Tani la tomó por los hombros, clavando sus ojos en los suyos mientras articulaba las palabras con cuidado:

—Oume-san cree que no soy tan responsable como Serizawa, y por eso se rehúsa a aceptarme. Dijo que no le caigo bien a nadie... y que no está interesada en nada más que una relación casual conmigo —se mordió los labios y apretó el agarre sobre los brazos de Chie hasta que esta empezó a sentir que se le cortaba la circulación—. ¡Tú tienes que hablarle bien de mí! ¡Si le dices que soy una buena persona... lograré que deje a ese tipejo y se venga a vivir conmigo!

El corazón de Chie cayó hasta su estómago y la inundaron las náuseas. No sólo era verdad lo del amorío de Tani con Oume-san... ¿sino que también debería ayudarlos a concretar su relación?

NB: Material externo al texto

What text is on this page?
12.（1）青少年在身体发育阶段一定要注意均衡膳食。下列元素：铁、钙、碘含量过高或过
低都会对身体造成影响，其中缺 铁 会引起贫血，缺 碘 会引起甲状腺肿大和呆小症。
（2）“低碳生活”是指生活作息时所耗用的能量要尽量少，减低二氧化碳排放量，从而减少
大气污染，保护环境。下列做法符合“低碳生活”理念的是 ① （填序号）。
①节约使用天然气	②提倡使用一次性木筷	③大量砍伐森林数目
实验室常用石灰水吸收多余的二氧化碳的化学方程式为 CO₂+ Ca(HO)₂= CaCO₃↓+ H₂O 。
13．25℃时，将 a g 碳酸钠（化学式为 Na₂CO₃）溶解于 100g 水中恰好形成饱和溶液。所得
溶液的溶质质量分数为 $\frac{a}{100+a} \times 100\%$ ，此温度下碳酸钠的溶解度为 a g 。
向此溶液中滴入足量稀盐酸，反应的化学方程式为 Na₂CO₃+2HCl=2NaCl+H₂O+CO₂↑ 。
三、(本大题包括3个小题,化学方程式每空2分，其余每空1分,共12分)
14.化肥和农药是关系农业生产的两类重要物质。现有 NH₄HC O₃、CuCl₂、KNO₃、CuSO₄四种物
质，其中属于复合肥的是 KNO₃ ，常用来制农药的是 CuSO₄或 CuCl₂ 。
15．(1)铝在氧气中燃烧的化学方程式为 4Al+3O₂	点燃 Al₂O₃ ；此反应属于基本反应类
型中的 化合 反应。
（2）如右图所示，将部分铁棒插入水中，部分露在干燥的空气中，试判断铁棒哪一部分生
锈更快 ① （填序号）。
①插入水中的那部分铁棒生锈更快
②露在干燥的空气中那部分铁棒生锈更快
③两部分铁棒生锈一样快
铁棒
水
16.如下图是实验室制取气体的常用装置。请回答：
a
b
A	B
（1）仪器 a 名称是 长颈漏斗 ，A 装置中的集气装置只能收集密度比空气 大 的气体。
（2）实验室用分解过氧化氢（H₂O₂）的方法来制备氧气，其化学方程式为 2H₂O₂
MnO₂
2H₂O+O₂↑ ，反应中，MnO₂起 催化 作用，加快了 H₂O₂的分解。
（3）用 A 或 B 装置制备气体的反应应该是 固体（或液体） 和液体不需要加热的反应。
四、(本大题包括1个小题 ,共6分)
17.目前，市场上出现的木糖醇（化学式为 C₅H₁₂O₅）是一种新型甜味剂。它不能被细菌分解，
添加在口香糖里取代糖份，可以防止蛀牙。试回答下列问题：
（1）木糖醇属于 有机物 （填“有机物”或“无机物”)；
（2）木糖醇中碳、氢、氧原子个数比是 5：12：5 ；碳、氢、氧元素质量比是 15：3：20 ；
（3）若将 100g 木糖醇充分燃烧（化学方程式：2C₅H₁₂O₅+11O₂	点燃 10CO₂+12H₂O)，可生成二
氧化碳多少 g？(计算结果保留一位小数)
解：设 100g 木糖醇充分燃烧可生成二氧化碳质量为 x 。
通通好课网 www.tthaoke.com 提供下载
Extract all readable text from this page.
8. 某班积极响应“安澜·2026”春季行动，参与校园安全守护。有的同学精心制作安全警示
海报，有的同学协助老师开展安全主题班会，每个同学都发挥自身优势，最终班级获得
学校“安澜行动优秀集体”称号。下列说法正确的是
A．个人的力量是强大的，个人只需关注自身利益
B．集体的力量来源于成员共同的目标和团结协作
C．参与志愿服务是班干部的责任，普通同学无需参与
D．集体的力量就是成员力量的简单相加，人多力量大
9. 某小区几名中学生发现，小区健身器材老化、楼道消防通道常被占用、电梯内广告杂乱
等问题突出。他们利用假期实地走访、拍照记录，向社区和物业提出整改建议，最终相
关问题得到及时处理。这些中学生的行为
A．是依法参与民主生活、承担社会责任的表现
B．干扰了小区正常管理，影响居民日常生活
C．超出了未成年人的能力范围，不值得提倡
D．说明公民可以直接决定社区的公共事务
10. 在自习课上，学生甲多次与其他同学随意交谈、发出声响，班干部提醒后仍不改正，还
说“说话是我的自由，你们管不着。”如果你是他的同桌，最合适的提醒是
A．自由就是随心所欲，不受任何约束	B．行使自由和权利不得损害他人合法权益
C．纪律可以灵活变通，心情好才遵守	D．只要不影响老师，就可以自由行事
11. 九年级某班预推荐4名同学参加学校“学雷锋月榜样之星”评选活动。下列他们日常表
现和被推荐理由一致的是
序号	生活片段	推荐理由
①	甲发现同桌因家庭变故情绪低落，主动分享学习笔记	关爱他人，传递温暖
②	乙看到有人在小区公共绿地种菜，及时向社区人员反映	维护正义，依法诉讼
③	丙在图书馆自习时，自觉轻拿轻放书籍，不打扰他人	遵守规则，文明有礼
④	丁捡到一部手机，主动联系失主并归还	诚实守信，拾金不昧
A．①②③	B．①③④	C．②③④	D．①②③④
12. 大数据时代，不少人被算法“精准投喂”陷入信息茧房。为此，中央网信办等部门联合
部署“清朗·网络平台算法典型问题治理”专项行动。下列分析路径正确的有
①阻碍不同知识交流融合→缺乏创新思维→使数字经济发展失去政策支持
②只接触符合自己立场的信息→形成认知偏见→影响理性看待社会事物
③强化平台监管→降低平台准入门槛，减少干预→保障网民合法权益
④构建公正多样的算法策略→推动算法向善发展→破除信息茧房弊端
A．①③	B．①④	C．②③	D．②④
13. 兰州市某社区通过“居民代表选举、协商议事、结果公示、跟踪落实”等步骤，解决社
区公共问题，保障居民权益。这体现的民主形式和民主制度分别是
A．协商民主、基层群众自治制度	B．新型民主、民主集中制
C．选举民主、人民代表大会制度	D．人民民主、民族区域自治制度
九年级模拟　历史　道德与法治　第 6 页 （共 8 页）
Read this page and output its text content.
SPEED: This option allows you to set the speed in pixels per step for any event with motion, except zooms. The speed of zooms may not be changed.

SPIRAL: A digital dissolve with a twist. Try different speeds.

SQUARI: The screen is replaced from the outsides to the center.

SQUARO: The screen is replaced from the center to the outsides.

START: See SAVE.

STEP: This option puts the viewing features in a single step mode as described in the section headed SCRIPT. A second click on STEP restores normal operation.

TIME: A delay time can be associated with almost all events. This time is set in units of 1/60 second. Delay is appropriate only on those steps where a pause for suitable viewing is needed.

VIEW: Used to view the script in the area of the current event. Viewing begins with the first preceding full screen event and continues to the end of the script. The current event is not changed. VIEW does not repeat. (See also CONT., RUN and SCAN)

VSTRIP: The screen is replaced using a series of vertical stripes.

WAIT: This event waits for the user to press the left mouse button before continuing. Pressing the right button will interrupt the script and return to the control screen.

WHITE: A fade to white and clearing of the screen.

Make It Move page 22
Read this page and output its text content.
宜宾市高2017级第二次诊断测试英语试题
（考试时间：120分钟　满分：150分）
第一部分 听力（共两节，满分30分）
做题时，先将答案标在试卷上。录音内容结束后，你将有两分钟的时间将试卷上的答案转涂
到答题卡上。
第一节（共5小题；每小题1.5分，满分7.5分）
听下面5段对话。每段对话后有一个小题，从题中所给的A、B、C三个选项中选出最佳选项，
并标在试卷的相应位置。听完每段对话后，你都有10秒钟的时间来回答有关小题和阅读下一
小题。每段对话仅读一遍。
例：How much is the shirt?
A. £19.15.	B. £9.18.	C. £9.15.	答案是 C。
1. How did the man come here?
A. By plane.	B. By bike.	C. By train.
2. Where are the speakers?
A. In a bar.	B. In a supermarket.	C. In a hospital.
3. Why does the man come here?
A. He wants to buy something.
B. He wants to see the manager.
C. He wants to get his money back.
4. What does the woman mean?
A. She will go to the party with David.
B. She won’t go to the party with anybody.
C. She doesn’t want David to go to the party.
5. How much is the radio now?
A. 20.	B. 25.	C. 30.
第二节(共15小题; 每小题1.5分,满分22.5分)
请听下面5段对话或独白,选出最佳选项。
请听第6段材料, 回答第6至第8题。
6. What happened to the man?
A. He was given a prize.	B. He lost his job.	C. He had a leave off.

Negó con la cabeza, tratando de soltarse del poderoso agarre sin conseguirlo:

—¡T, Tani-san! ¡Yo... no puedo hacer algo como eso!

—¿Cómo que no? —la sacudió levemente, luchando por contener su frustración—. ¡Tú eres... como una hermana para mí! ¡¿Acaso... ni mi propia hermana tiene algo bueno para decir de mí?!

Una hermana.

Chie apretó los labios y agradeció que lloviera a cántaros, dado que de esa manera Tani no podría distinguir las lágrimas que le caían por el rostro.

—¡Chie! —volvió a gritar, empujándola con fuerza al romper el agarre—. ¡¿Es que no puedo contar contigo?!

—Claro... claro que puedes... Tani-san.

—Eso quería oír —sonrió con orgullo, moviéndose rápidamente hasta la puerta de la casucha para llamar a voces a su propietaria—. ¡Oume-san! ¡He traído a alguien con quien no contabas al injuriarme! ¡Sal afuera! ¡Ven a verla!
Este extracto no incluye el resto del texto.